For many of you, this is already obvious. However, nearly five decades on planet earth, I’ve finally figured it out. I’ve made a certain amount of quiet prayer within minutes of a performance an essential concert ritual. I’ve only begun doing this only in the last year. I am not pious, and I am a great sinner. (Many of you are nodding your heads…) But I’m embarrassed to say, I feel I have only discovered this necessity recently. This does not simply make me “feel good” or calm my nerves. It might. But I could find any number of other things to do that.

But a quick decade of the rosary literally minutes prior to performance has recently helped me focus on what matters: Even in concert, what we do is not for our own glorification, but to serve God in the way He intends. Prayer assists one to be the mindset of gratitude to God for the opportunity to compose, perform, to transmit spirit, emotion, and therefore prayer to others. It is a rare opportunity and a gift to be able to do so.
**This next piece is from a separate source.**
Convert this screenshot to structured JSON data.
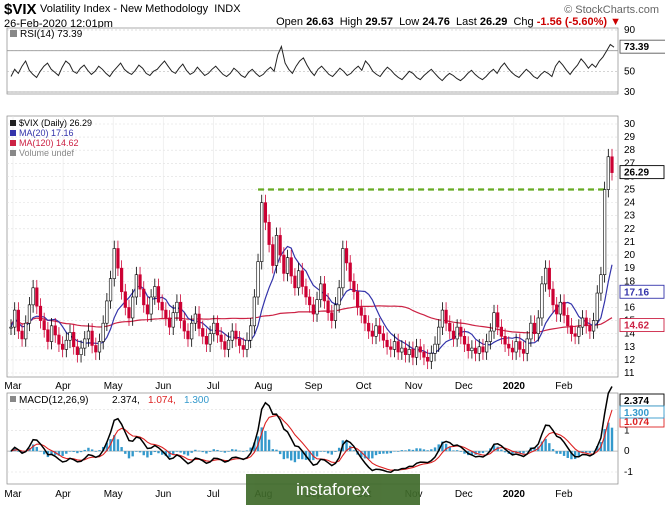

I have found a bit (or all) of the rosary helpful in that I allow my mind to rest and for God to take over. I don’t have the right words.

It is also exceedingly important to set up a place to do this away from distractions: other performers, a page-turner, family, friends, etc. It may be anti-social in the moment, but it is for the greater good.

Performance is a time that a performer’s heart, soul, and mind is exposed—baring all to an audience. Likewise, prayer helps bare one’s heart, mind, body, and soul to God. What we do, we do for Him.